This
One Is for All Us Expert Worriers
I’m
a lifelong Sunday School girl, and I grew up singing the old hymn, “Great Is Thy
Faithfulness.“
There’s one
line that lingers in my head these days as the mornings come crashing down on
me, and with them that old, familiar ache of fear, or worry, of not being able
to control the future:
“Morning by morning new mercies I see . . .”
I was
thinking about that line when I woke up today.
Most
mornings when I wake up and stumble to the bathroom to put in my contact lenses
and step on and off the scale and then head to the kitchen to figure out how to
prepare breakfast without using the leaky sink, I’m not thinking about
Christ’s mercies.
I’m thinking
about my to-do list.
I’m thinking
about my worries and how my hair has more gray in it than I remember from last
month. I’m thinking about what we’re going to do if it turns out there isn’t
actually a spot for my daughter in the preschool we’re counting on once fall
rolls around. I’m googling you-tube videos to figure out how to fix the leak
underneath our kitchen sink.
My
mornings don’t involve a list of God’s mercies, they involve a list of my
own worries.
I’m very
good at it.
I’m an
expert at the quiet panic that paces around my insides as the boys rush by
and our little girl tells me she misses her friends.
I
can rattle off all my very specific fears and worries without even having to
think very hard.
There are
all the boxes we still haven’t unpacked after
our move last month. The shed and the kitchen projects I’m not sure
when we’ll get around to tackling. The new school my boys are starting in less
than three weeks and all the school supplies I haven’t bought yet.
There’s the
old white minivan with the flat tires that require pumping every morning — the
same minivan who long ago said goodbye to any hope of air-conditioning. There
are the fish ponds we’re not sure yet how to take care of and the mouse who
must have moved in while we were on vacation because the brand new bathroom mat
I bought has long shreds chewed off it — shreds that now trail up and down
the halls.
I
can sit in the
house of my dreams and miss it all because I’m so busy counting
worries.
And then
that old hymn rolls around in my head and today, instead of obsessing over the
sink, I start to hum the tune I’ve known since childhood. And it reminds me of
the God who has loved me since long before that.

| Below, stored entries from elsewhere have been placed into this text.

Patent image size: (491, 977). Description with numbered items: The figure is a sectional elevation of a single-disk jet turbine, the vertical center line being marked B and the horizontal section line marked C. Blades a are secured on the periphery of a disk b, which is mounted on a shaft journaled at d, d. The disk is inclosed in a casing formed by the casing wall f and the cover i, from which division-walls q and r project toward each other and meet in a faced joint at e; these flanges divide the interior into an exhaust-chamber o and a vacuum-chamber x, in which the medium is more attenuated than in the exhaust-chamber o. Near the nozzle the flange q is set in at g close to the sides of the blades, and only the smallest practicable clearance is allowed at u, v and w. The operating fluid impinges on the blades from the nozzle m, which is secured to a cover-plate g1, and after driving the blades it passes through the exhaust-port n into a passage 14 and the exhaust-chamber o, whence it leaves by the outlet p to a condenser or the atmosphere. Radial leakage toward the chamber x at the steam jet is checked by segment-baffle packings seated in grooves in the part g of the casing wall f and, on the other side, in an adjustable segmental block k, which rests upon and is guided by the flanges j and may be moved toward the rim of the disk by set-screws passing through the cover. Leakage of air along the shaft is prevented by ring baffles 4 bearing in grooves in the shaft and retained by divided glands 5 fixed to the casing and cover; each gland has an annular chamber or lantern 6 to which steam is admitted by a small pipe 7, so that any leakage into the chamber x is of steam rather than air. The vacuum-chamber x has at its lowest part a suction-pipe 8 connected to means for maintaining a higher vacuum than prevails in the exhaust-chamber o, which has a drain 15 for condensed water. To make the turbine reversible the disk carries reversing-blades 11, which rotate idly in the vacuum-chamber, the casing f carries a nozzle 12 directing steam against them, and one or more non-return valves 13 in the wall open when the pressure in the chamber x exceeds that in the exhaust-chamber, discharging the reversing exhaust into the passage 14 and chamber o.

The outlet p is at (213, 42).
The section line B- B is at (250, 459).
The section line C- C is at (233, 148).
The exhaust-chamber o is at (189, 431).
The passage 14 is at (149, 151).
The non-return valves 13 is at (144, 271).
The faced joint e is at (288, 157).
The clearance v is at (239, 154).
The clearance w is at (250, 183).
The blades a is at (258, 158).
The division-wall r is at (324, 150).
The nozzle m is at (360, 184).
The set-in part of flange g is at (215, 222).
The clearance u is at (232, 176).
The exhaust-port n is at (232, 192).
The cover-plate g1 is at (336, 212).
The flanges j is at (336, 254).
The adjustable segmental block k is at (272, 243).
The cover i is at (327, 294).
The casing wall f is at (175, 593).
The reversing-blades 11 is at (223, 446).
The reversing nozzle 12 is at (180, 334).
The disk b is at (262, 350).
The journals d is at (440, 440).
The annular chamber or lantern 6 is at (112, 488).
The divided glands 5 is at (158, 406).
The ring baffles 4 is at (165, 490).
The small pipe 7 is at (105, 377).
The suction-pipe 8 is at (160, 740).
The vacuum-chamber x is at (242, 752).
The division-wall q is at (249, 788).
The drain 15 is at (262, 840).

“Great is Thy faithfulness!”
“Great is Thy faithfulness!”
Morning by morning new mercies I see;
All I have needed Thy hand hath provided –
“Great is Thy faithfulness,” Lord, unto me!
Morning by morning new mercies I see;
All I have needed Thy hand hath provided –
“Great is Thy faithfulness,” Lord, unto me!
That “All I
have needed” part is what makes me stop. I come to a complete standstill. Right
there in the middle of my kitchen with the slightly slanted floor.
Do I really
believe that?
All I
have needed Thy hand hath provided.
Do I
live like I really believe that?
I look out
the window, and I can hear the cicadas. There’s a lawnmower in the distance and
three very loud kids right here in front of me. And slowly another list starts
to take shape in my mind.
These kids
are my kids, and they’re growing up into the most fascinating tiny
humans. They share their weird and quirky interests with me. They
invite me into their fears, and they trust me with their insecurities. At night
they lie back to back with me just because it makes them feel safe.
Just last
night we built Zoe’s very first
big-girl bed. She’s been sleeping in the same crib her big brother
first used; it’s made the trek with us from South
Africa to Michigan to Virginia and now to Maryland . And last night we moved it out of
her room and I watched her climb into the bed that will rock her to sleep every
night between now and teenagerhood.
I
add that to the list of God’s faithfulness.
Along with
the stories my boys tell of new friends at soccer camp. The neighbors who fed
our fish for two weeks while we were gone. The brand new friend who comes over
to fix my sink (turns out the pipe wasn’t broken, just a washer was loose). So,
“learning basic home maintenance” goes on the list too.
And, of
course, there are the big things like a home and clothes and warm food. But I’m
waking up more to the little things — the ordinary glory of kids’ backpacks and
their excitement at finding their feet in this neighborhood. Walks to the
mailbox holding onto a tiny hand. Fresh chocolate chip cookies. Bike rides. New
markers. Coloring books. Clothes warm out of the dryer.
His
faithfulness is new every morning in a hundred different ways. On the
stormy days as well as the mild ones. It’s the one thing that doesn’t
change.
I so
desperately want to become an expert at believing that.
When I
hum my favorite hymn, it reminds me of the God who has loved me since long
before childhood.
1 comment:
I love that song... It's wonderful how God can use a song from the past to speak His truths into our lives when we're down and doubting. We tend to use the gift of our very next breath to question if He's really got our back... not stopping to consider the gift of life with every morning. "Great is THY faithfulness..." Thanks for this beautiful reminder.